Émeutes de février 1999
Le FCL doit sa création à un fait singulier dans l’histoire du pays, les émeutes qui ont éclaté à la suite du décès du chanteur Kaya en prison en 1999. Ainsi, en ce 22 février 1999, alors que le soulèvement populaire s’amplifie à Mahébourg, Gérard César, un travailleur social, réunit autour de lui des habitants pour leur demander de mettre au point une stratégie commune afin de faire face aux émeutes au cas où celles-ci arriveraient jusque dans leur village. Sur-le-champ, la MCWO est fondée pour le bien des habitants de Mahébourg.

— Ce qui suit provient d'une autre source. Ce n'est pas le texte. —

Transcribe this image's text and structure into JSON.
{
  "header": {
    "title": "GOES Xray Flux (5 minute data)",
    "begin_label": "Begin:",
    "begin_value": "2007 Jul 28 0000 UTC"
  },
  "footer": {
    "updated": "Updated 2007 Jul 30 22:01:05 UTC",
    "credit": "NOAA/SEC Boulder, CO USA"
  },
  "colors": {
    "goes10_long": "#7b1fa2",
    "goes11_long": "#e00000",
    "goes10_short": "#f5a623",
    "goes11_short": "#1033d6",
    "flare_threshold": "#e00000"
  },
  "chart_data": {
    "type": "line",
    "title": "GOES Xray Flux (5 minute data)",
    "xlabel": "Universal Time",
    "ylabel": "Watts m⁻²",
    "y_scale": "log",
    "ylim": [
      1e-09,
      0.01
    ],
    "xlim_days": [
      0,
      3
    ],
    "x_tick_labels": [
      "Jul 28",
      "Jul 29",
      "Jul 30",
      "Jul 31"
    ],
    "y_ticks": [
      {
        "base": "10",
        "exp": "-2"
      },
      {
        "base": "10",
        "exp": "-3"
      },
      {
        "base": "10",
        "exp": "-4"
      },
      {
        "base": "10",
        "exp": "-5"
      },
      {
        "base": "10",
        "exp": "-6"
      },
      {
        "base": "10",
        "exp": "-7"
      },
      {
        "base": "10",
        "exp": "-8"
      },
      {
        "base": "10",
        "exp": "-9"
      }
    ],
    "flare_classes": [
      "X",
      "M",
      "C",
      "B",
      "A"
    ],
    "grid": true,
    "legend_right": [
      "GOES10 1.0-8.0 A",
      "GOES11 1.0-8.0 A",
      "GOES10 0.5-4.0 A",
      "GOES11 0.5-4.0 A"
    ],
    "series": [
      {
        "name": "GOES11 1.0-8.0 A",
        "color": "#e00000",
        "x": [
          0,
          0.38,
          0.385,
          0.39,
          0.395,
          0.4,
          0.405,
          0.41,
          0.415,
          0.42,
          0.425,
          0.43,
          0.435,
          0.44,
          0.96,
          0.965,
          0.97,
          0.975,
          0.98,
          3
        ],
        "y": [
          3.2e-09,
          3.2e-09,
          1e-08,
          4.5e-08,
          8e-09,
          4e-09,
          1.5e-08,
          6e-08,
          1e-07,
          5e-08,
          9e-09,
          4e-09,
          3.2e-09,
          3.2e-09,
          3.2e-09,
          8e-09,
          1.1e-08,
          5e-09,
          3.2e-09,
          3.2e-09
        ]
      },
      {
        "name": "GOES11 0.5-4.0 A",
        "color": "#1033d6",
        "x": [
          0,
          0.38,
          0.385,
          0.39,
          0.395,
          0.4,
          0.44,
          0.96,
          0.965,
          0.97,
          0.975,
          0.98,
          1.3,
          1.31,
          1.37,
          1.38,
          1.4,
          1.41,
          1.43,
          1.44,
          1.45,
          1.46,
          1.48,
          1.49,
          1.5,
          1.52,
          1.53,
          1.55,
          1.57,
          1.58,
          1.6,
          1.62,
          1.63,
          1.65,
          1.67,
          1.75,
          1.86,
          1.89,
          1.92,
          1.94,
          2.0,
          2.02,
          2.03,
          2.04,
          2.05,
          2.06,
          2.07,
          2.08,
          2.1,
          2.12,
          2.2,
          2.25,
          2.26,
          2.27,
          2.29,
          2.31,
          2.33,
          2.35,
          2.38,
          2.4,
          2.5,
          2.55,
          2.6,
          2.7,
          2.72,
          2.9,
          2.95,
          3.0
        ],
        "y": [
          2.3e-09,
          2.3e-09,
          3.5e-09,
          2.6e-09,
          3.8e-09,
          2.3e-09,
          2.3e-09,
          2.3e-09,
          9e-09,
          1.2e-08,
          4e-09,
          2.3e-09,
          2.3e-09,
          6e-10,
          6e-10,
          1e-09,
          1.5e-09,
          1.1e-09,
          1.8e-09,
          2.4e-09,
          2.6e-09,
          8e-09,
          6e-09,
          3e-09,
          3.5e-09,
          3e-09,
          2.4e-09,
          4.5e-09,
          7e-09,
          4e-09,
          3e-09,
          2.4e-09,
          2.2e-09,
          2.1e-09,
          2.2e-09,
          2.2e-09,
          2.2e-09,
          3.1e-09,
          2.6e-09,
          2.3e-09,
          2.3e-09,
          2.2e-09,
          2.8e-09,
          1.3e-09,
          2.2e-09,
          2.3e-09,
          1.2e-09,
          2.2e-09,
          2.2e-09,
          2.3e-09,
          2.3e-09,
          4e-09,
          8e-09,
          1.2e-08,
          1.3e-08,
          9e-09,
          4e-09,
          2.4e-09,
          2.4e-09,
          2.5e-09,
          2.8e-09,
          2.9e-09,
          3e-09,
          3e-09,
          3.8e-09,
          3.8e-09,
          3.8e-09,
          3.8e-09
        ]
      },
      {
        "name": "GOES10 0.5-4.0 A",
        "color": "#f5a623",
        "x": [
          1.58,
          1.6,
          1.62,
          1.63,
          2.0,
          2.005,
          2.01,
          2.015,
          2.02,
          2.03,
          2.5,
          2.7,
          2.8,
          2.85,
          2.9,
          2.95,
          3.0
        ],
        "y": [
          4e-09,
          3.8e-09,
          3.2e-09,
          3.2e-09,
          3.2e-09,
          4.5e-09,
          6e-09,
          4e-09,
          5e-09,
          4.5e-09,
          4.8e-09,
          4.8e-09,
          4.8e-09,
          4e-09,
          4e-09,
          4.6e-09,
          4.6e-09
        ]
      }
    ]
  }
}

Les émeutes prendront fin sans atteindre le village et, sur une proposition de Georges Ah-Yan, qui fait déjà montre de ses qualités de meneur, la MCWO se mue volontairement en une association sociale pour oeuvrer au bien-être de Mahébourg. La nouvelle association devait être appelée à goûter à son baptême de feu dans un avenir pas trop lointain… En effet, en avril 2002, le gouvernement ferme l’hôpital de Mahébourg, contraignant ainsi les habitants de cette localité à se rendre à celui de Rose-Belle. Cette décision gouvernementale provoque le mécontentement des dirigeants de la MCWO, qui décident de mener une campagne intensive pour que cet hôpital soit rouvert au public. En l’espace de quelques jours, la revendication s’installe à Mahébourg : il y a une grève de la faim et la tenue d’une trentaine de meetings dans trente villages de la région du sud. La mobilisation en faveur de la réouverture de cet hôpital est palpable dans le sud de l’île et le gouvernement décide de le rouvrir en février 2005. Cette réussite historique est demeurée à jamais vivante dans la mémoire des habitants de Mahébourg.
Après cette victoire acquise de haute lutte, la MCWO se lancera dans d’autres démarches pour l’amélioration du bien-être social dans la région du sud et, à ce titre, en 2004 la plage de Blue-Bay se verra doter d’un poste de police.
Pour être en harmonie avec son audience sur le plan national, la MCWO changera de sigle et prendra celui du FCL. Entre autres activités de nature revendicative, en 2006 le FCL a été d’une aide précieuse au Front Patriotique Mauricien de Karl Lamarque pour mettre un frein définitif à un projet de construction de 120 villas au Morne Brabant, qui est un lieu de mémoire de l’époque de l’esclavage à Maurice.
Selon son président, le FCL a encore une longue liste de projets revendicatifs pour une île Maurice encore plus humaine sur tous les plans.